Sainsbury’s has added to fears over lacklustre consumer spending in the run up to Christmas, as it warned over an uncertain outlook amid “unprecedented times”.
The supermarket giant set the scene for a more difficult festive trading period as signs point to consumer retrenchment in the face of Brexit worries.
Retail chain Halfords also cautioned on Thursday that shoppers are holding back on spending on discretionary items.
Announcing half-year results, Sainsbury’s said: “The consumer outlook is uncertain as we head into our key trading period.”
The chain added its markets also continued to be “highly competitive and very promotional”.
The comments came as Sainsbury’s reported a 40% slump in bottom-line profits to £132 million for the six months to September 22 after a raft of costs, including store restructuring and expenses related to its planned £12 billion merger with Big Four rival Asda.
But on an underlying basis, pre-tax profits rose 20% to £302 million.
Sainsbury’s boss Mike Coupe said the group was facing “unprecedented times” as the country is left waiting for news of a Brexit deal with less than six months to go until the March 29 withdrawal date.
The latest report from the British Retail Consortium (BRC) earlier this week also revealed like-for-like retail sales edged just 0.1% higher in October, with the “all-important golden quarter” getting off to a fairly flat start.
The BRC said consumer caution was among factors seen dampening demand.
Mr Coupe said: “We have to strike a note of caution, because we are in unprecedented times in my experience.”
But he said the group was not bracing itself for a wash-out festive season.
“Consumers will trade up and they tend to come to Sainsbury’s more,” he said
Despite the caution, Sainsbury’s said it remained on track for full-year expectations, with analysts pencilling in underlying pre-tax profits of £634 million, up from £589 million in 2017-18.
Mr Coupe admitted the group had seen “bumpy” stock availability in its stores over the early summer period after controversial recent pay and contract changes for its 135,000 store staff and managers.
He said: “Particularly during the warm weather, availability was a challenge because people were buying certain items.”
He insisted availability had returned to normal levels and added that the chain was “very confident of our standards”.

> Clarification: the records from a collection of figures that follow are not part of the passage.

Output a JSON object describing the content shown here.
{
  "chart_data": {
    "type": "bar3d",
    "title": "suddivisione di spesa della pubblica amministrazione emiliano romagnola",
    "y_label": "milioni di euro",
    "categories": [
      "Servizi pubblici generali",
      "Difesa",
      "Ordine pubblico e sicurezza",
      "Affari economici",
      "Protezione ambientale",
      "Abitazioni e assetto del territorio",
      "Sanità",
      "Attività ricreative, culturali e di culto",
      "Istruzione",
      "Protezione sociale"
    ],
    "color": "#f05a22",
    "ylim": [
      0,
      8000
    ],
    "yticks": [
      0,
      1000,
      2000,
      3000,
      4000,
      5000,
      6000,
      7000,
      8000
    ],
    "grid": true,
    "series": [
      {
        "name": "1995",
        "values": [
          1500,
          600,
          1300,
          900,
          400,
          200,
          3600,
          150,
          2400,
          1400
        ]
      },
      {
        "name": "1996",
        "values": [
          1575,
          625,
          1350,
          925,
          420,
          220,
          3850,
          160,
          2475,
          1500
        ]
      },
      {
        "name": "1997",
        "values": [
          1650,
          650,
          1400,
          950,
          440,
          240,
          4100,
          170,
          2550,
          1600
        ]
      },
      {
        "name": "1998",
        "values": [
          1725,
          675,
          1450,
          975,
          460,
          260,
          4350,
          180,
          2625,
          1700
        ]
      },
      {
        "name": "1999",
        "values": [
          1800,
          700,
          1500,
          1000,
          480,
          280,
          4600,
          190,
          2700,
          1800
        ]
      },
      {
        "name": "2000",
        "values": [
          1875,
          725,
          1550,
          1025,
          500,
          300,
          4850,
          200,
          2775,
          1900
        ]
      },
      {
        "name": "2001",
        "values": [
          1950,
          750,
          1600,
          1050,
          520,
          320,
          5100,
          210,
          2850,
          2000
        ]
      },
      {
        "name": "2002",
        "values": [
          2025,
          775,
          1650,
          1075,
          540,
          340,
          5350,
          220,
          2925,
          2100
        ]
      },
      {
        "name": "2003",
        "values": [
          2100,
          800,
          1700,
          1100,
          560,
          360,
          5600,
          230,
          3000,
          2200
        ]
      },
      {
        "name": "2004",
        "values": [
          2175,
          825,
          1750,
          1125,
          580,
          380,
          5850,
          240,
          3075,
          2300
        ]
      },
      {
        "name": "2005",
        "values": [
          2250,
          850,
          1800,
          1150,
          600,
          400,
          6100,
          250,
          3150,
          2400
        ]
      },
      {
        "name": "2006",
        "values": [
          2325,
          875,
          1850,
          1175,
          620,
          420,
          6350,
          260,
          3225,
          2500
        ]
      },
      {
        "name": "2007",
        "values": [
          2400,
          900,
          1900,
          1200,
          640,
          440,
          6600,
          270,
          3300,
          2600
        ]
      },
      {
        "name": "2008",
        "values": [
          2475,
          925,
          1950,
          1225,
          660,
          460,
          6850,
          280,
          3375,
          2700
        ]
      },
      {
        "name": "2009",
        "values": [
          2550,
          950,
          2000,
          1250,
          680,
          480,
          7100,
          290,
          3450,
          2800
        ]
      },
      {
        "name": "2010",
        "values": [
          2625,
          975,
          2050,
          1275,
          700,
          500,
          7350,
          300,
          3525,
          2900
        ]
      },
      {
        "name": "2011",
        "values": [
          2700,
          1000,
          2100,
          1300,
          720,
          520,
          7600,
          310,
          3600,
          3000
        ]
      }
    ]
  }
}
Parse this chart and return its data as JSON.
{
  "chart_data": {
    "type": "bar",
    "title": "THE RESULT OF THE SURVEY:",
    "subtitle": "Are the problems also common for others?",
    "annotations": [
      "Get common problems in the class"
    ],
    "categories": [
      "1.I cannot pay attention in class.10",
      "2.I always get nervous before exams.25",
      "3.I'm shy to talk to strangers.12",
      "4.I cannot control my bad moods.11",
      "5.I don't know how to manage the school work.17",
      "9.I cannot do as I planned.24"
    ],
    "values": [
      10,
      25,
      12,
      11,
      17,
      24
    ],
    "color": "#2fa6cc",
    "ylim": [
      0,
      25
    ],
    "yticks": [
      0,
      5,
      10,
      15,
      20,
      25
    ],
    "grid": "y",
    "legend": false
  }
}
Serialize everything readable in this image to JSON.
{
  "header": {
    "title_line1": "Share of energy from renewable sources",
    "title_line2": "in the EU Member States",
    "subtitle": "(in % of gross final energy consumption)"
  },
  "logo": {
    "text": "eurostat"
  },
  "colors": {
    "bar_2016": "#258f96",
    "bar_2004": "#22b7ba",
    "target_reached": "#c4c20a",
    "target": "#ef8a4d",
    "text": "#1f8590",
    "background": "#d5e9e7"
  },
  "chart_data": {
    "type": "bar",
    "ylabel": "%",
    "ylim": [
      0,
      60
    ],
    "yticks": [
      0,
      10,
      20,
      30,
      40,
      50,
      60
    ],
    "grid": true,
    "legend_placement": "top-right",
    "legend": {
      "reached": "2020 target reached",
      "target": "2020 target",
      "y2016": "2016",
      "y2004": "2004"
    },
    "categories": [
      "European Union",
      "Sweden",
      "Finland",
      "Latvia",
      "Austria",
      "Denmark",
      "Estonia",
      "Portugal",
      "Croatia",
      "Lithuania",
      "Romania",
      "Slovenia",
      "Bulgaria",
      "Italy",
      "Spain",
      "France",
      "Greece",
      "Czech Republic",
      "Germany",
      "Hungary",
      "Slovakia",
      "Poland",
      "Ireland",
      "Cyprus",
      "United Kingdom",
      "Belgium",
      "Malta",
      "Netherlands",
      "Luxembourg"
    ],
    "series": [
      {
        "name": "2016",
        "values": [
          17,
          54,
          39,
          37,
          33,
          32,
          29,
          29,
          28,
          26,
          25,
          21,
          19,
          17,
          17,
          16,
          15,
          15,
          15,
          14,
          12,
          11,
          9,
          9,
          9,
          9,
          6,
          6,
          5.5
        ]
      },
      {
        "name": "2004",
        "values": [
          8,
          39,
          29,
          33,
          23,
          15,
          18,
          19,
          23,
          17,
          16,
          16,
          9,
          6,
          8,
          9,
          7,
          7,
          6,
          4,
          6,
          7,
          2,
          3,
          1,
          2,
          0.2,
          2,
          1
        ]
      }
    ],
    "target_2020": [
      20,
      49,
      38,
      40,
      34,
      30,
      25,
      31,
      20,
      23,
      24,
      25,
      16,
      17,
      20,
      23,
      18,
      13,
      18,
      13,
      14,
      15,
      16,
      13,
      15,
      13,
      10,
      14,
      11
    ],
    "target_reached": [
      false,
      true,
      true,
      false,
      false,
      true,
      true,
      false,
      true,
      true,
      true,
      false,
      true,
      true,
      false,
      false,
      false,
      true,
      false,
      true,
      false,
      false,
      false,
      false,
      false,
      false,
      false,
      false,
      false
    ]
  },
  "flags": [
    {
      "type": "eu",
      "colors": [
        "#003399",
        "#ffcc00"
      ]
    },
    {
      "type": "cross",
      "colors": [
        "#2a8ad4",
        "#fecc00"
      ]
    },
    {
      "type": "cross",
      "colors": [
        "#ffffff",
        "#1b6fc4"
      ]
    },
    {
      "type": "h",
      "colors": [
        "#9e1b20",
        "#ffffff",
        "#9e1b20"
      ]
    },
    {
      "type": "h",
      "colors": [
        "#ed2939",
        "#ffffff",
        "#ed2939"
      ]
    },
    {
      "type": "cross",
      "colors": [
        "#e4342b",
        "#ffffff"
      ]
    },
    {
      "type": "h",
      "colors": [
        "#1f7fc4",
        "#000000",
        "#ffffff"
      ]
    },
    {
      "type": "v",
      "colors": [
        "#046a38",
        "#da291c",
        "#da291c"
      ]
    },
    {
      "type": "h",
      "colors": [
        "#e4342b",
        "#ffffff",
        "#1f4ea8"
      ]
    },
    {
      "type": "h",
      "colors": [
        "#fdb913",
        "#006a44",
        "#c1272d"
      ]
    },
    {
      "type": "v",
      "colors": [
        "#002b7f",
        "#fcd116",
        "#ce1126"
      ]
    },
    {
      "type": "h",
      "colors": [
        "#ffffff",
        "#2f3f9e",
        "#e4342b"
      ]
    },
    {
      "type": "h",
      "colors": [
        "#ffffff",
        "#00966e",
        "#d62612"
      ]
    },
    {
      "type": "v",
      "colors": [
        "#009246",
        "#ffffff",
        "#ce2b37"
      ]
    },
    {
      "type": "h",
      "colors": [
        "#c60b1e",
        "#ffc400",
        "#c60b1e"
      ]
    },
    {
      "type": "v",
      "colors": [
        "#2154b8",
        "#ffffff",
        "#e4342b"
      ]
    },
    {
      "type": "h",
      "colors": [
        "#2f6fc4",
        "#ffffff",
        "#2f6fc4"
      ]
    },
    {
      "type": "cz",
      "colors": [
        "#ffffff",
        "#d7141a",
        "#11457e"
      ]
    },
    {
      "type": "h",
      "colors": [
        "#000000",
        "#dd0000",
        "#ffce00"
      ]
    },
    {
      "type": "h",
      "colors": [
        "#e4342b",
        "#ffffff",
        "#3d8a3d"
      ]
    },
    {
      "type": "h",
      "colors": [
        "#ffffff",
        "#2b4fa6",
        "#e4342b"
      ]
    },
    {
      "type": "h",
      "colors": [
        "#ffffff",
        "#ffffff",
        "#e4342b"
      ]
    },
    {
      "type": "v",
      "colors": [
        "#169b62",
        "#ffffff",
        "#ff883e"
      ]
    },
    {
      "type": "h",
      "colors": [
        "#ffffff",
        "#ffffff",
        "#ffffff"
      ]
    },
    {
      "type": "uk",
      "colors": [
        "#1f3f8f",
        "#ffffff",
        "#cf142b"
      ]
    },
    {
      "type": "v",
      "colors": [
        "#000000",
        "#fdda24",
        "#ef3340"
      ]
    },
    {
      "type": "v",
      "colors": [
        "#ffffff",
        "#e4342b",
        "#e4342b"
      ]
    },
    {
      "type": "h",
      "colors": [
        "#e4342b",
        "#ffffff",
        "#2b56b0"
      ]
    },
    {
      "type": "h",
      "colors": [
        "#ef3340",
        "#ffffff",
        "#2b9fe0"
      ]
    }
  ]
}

He said the group continued to “engage constructively” with the competition watchdog amid an in-depth probe of its planned tie-up with Asda.
The Competition and Markets Authority (CMA) said in September that nearly 500 of the duo’s supermarkets overlap, following initial investigations into the merge.
It is considering whether the deal could lead to less choice, higher prices or worse quality services.
Mr Coupe said: “We remain confident in the case we are making to the CMA.
“It will result in lower prices for consumers.”
Sainsbury’s saw the summer heatwave boost sales over its second quarter, with like-for-like growth including Argos, but excluding fuel, accelerating to 1%, up from 0.2% in the previous three months.
This meant comparable store sales rose 0.6% overall in the half-year.
Laith Khalaf, senior analyst at Hargreaves Lansdown, said: “Argos is proving to be an ace up the sleeve for Sainsbury’s in a tough retail environment.”